Lorsque survient l’attribution du contrat, après d’intenses phases d’ouverture des plis, d’examen des candidatures, d’analyse des offres et que les acheteurs pensent (enfin !) être arrivés au terme d’une longue procédure, un coup de théâtre peut parfois éclater !

Certaines embûches n’apparaissent en effet qu’après l’attribution et sont susceptibles de remettre en cause cette dernière voire même d’altérer la régularité de la procédure dans son intégralité.

Les trois jurisprudences commentées ci-dessous rappellent ainsi qu’attribution ne rime pas avec conclusion du contrat et qu’il ne faut jamais crier victoire trop vite…

  • La commission sous influence : une remise en cause de la procédure ?
  • L’invalidité des attestations de l’attributaire : une remise en cause du classement ?
  • La déclaration sans suite après attribution : une possibilité ?

La commission sous influence : une remise en cause de la procédure ?

Il est acté qu’un conseiller puisse collaborer ponctuellement avec l’un des candidats au marché, pourvu que l’égalité entre les candidats soit préservée.

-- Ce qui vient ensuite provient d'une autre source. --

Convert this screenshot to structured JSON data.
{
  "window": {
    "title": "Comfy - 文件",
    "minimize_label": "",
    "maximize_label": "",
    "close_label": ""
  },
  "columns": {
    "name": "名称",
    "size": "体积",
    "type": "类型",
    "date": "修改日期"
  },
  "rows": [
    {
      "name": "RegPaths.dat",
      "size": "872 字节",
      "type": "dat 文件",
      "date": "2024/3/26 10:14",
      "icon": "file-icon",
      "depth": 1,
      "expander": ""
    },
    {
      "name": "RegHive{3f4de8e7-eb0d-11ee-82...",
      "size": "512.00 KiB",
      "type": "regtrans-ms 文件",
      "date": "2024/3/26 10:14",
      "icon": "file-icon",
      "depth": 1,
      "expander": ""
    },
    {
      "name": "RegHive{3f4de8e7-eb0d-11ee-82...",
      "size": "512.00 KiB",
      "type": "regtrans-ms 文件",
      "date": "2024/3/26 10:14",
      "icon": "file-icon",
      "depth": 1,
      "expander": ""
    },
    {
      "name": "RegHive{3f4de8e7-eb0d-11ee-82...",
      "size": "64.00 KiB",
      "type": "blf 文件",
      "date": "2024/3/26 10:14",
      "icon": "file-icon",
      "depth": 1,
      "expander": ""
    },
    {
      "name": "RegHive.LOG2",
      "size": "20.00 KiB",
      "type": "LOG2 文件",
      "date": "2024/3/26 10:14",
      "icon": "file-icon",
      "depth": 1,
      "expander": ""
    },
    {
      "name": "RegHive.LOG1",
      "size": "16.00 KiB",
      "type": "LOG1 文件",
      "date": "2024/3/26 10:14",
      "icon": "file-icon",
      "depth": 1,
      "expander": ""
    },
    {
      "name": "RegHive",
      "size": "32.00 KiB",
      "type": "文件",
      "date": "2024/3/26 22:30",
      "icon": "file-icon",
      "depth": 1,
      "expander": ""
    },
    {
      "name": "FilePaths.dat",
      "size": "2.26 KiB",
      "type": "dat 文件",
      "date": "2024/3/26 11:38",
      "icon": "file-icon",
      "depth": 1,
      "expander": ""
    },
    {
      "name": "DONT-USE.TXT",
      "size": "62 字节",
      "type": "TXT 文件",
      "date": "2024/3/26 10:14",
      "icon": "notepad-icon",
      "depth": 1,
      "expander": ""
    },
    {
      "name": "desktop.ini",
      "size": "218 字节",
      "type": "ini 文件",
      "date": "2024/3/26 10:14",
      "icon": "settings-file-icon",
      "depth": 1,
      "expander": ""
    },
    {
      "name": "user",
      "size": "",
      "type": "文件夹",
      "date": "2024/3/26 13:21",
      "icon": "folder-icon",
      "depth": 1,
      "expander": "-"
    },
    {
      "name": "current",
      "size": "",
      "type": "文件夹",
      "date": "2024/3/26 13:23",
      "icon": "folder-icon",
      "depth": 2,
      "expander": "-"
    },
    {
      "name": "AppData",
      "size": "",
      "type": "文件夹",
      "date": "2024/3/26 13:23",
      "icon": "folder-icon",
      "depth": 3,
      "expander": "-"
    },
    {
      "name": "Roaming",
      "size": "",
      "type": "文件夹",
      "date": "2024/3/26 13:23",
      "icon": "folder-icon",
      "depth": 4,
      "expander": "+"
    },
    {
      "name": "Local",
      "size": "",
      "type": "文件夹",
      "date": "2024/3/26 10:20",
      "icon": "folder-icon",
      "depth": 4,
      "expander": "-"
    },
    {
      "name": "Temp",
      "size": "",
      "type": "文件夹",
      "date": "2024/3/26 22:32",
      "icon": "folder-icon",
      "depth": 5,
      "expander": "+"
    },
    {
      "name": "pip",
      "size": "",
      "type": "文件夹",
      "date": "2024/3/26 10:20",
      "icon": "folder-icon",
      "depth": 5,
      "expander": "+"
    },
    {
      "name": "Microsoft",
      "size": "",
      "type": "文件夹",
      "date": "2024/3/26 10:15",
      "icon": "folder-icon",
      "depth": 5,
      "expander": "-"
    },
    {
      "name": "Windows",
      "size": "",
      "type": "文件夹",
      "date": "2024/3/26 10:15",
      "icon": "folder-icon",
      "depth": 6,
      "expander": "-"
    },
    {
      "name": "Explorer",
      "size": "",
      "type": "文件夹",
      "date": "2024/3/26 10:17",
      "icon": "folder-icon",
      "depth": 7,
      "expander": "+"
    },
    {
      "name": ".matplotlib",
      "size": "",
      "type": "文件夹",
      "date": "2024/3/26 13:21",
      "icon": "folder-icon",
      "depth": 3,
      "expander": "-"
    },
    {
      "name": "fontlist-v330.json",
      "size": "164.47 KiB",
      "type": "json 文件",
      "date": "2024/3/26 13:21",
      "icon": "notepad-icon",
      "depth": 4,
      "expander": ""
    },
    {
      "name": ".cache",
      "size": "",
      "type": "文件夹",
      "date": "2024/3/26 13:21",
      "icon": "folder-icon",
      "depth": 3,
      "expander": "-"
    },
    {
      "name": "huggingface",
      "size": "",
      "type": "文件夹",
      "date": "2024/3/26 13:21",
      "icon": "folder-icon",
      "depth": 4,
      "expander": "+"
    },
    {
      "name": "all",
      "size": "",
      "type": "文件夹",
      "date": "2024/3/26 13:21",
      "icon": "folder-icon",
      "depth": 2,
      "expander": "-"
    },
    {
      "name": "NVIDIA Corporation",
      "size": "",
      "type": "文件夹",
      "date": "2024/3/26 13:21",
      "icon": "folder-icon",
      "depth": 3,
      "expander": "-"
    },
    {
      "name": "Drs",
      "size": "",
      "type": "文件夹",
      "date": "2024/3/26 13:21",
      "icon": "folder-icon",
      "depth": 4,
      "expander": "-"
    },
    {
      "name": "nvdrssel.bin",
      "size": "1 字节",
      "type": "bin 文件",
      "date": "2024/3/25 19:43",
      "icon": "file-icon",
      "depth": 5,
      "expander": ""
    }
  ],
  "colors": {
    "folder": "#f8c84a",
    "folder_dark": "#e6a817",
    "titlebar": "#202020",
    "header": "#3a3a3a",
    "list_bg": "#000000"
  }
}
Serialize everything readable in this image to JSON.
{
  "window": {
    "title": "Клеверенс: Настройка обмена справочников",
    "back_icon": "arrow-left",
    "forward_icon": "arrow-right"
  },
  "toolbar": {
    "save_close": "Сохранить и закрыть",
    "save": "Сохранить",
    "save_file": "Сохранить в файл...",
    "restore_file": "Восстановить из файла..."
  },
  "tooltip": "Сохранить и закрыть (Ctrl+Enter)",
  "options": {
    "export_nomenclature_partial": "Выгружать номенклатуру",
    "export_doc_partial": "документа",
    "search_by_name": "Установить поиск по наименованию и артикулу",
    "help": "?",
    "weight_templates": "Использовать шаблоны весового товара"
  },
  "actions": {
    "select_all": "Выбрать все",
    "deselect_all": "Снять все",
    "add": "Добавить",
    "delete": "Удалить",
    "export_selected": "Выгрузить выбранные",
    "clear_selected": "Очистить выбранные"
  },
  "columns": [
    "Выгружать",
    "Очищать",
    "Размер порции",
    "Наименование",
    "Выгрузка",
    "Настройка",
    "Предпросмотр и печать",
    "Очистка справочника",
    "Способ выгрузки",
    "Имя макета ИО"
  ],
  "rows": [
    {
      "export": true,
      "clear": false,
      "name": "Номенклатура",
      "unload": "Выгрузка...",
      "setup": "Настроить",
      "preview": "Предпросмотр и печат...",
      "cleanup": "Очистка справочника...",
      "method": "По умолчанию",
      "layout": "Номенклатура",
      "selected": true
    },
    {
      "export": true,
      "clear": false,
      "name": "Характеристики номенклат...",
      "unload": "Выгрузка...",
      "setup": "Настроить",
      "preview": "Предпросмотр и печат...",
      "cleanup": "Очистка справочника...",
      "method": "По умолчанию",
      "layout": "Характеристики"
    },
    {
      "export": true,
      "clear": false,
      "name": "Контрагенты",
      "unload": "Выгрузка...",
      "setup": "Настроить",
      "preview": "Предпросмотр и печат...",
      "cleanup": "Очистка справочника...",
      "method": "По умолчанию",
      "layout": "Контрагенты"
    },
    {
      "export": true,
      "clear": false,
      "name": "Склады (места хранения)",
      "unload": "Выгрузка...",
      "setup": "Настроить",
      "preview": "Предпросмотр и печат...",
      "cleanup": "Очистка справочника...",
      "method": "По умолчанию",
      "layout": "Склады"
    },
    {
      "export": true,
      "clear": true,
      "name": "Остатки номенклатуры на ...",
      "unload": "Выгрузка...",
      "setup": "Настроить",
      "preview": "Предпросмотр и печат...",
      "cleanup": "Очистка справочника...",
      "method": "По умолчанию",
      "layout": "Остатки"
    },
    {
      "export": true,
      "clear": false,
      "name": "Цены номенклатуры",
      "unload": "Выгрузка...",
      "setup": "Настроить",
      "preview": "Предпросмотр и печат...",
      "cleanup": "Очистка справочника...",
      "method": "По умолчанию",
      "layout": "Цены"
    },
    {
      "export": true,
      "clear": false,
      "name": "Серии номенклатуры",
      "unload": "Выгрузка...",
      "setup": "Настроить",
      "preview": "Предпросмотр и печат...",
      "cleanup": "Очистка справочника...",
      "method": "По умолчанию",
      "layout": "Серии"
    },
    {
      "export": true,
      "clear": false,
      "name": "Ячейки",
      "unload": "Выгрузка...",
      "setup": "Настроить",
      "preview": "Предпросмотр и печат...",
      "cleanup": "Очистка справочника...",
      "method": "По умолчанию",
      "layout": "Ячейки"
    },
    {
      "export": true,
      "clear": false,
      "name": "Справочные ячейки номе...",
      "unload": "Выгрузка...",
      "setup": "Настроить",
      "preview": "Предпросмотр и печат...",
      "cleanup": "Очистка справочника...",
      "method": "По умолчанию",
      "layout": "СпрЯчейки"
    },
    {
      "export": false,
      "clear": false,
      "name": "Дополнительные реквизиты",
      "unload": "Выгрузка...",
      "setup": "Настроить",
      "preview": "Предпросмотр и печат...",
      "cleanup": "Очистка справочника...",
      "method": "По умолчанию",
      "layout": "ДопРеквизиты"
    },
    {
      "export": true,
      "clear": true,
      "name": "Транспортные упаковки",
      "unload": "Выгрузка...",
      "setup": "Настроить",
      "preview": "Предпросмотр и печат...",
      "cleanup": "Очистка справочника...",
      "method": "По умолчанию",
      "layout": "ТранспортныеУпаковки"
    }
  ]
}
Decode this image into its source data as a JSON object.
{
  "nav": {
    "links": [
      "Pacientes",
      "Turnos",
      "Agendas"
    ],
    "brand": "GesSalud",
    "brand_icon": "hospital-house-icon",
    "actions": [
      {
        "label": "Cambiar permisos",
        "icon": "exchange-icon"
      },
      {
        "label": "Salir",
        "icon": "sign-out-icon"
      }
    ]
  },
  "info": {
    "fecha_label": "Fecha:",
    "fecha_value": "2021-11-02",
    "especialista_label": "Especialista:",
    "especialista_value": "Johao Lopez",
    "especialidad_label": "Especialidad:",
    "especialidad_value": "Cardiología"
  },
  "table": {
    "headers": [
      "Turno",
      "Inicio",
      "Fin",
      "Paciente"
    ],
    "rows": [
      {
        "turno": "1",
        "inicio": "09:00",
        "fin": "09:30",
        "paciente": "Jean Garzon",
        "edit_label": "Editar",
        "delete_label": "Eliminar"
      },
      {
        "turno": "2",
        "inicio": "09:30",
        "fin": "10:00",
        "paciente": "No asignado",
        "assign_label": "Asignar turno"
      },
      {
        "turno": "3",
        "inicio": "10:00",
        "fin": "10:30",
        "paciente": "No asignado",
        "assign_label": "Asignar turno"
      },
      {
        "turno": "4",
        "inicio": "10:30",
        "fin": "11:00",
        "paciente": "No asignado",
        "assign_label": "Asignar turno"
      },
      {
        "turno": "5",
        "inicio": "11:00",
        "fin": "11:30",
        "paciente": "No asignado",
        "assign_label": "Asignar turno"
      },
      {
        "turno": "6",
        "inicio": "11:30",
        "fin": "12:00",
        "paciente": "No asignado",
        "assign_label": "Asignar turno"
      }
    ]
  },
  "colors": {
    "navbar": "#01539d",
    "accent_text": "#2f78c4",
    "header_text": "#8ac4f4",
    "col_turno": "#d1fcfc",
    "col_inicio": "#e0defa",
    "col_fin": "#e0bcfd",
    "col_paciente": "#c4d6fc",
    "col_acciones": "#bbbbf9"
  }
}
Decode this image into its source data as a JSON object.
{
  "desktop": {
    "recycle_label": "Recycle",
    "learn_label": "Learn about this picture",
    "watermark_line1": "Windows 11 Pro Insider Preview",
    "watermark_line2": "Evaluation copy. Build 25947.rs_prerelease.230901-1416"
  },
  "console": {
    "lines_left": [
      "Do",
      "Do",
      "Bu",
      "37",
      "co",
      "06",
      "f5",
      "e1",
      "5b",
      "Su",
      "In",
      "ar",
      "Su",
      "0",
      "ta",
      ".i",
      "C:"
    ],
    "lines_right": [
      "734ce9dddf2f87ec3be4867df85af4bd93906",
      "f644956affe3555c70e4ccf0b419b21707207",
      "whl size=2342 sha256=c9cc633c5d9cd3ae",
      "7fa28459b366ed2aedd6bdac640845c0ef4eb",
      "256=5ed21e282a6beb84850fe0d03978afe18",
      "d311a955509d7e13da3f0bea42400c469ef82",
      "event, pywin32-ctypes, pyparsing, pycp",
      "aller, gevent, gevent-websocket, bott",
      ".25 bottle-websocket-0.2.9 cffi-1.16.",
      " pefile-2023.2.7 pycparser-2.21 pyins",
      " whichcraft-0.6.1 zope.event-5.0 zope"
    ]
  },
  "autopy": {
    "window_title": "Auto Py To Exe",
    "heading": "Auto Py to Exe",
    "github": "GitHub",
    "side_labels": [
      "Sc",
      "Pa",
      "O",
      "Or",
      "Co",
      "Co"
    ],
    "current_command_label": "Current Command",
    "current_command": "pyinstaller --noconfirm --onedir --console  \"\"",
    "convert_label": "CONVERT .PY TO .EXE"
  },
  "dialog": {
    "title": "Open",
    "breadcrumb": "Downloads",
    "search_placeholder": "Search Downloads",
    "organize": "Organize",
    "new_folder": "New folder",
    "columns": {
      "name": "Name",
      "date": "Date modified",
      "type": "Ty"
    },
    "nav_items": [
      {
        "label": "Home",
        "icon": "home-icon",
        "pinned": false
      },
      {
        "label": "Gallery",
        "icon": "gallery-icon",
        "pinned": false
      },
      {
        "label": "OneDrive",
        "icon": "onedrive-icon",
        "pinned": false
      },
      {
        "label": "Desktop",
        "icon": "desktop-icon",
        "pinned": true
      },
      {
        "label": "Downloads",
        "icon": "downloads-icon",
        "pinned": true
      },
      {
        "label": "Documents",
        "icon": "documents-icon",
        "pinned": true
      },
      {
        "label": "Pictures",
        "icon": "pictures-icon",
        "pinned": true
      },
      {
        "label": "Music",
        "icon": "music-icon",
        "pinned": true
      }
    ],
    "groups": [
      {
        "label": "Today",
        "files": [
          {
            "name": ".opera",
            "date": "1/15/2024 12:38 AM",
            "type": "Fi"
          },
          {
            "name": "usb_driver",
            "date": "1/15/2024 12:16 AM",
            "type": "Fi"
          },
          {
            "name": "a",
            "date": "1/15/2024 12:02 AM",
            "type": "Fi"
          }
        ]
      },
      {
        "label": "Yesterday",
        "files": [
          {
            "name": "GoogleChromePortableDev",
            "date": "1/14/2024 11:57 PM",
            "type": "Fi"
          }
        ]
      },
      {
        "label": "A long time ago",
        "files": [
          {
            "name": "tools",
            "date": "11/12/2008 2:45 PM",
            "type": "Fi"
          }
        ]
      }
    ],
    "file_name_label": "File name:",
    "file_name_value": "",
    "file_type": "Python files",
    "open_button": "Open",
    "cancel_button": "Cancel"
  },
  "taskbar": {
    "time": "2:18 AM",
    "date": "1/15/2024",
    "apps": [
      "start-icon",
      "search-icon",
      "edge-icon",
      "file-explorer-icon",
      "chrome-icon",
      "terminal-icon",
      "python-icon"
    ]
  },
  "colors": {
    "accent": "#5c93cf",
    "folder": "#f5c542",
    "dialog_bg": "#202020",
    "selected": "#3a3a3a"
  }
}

Ce fait ne saurait, à lui seul, caractériser un manquement à l’impartialité de la part de ces conseils extérieurs (CE, 24 juin 2011, n° 347720). Il ne doit pas fournir à certains candidats des informations privilégiées susceptibles de les avantager pour l’élaboration de leurs offres ou restreindre l’accès au marché en définissant le besoin ou les spécifications techniques (CJCE, 3 mars 2005, Fabricom SA, aff. C-21/03 et C-34/03).

En l’espèce, les trois autres candidats, mieux classés, ont bénéficié de l’assistance du maître d’œuvre lors des négociations. Ce même maître d’œuvre est celui qui avait établi pour le compte de l’acheteur les demandes de permis de construire sur la base desquels les offres devaient être élaborées.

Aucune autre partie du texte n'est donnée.